Vous pointez une graduation sur l’échelle des contraintes. Une différence par exemple entre Sadate et Moubarak, qui ne respecte plus les citoyens ?
Je pense que nous sommes réellement à la fin d’un cycle, l’odeur de la fin d’une période est là. Toutes les possibilités réelles de survie sont arrêtées. On ne peut plus aller dans les pays du golf pour trouver du travail, ni en Irak, ni en Europe, ni aux Etats-Unis et l’échec interne d’un modèle de développement économique différencié fait qu’il n’y a plus d’offres d’emploi. La situation est bloquée. Le peuple égyptien attend un grand projet. »
recueilli par Jean-Marie Dinh
Né au Caire, Khaled Al Khamissi est producteur, réalisateur et journaliste. Diplômé de sciences politiques de l’université du Caire et de relations internationales de l’université de Paris- Sorbonne, il a publié en 2007 ce premier livre, devenu rapidement un best-seller et aussitôt traduit en plusieurs langues européennes. Son deuxième opus, Safînat Nûh (L’Arche de Noé), paraîtra au Caire à la fin de 2009.
Portant chacune sur un aspect particulier de la vie sociale, économique ou politique en Egypte, ces cinquante-huit conversations avec des chauffeurs de taxi du Caire composent un tableau fascinant de ce pays à un moment clé (avril 2005-mars 2006) du règne du président Hosni Moubarak – qui sollicitait alors un cinquième mandat. Tout y est, en effet : les difficultés quotidiennes de la grande majorité de la population, la corruption qui sévit à tous les échelons de l’administration, l’omniprésence et la brutalité des services de sécurité, le blocage du système politique, les humiliations sans fin que la population subit en silence, les ravages du capitalisme sauvage…

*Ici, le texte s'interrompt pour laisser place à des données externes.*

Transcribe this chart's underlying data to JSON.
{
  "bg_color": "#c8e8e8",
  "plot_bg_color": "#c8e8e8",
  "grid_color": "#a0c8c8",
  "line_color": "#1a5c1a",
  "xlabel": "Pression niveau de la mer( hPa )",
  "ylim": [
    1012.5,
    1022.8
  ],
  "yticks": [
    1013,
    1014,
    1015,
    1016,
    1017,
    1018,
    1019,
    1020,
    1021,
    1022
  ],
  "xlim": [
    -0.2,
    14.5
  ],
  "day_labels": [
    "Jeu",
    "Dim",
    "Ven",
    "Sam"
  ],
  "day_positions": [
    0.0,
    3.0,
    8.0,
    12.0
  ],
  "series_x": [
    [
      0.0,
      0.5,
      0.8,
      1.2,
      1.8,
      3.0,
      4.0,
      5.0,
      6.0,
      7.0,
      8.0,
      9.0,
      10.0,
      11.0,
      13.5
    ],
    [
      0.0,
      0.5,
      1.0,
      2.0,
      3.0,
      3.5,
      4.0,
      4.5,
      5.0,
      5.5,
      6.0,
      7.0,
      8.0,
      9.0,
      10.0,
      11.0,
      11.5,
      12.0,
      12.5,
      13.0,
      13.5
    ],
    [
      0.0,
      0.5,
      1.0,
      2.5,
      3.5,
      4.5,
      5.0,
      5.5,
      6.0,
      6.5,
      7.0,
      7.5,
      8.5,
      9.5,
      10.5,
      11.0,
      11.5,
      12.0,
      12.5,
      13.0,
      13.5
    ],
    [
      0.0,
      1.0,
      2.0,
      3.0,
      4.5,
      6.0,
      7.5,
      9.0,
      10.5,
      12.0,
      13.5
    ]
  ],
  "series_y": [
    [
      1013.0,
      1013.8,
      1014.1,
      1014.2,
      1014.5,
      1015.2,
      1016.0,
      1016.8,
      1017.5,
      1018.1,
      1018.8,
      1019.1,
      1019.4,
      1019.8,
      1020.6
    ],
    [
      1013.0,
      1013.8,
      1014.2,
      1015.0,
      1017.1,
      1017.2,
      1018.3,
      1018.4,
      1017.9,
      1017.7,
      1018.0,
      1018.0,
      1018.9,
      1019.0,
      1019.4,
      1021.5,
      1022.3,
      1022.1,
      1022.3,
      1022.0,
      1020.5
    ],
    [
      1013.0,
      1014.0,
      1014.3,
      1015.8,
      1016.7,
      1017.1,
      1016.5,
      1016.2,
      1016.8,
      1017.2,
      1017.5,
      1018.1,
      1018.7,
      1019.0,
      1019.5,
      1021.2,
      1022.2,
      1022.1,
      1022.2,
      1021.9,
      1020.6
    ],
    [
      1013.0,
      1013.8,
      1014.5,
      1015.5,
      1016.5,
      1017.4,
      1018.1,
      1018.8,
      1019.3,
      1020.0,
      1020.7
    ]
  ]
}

Consignés en dialecte égyptien avec un humour décapant et un admirable sens de la mise en scène, ces échanges librement reconstitués par l’auteur, sinon entièrement inventés par lui, relèvent à la fois de la création littéraire et de l’enquête de terrain. S’ils font connaître les griefs des “gens d’en bas”, ils laissent aussi entrevoir les raisons pour lesquelles le pouvoir en place tient bon malgré sa décrépitude et son impopularité.
C’est sans doute cette combinaison inédite de lucidité politique, de tendresse pour les plus faibles et d’humour qui explique la diffusion de Taxi, dans sa version originale, à plus de cent mille exemplaires.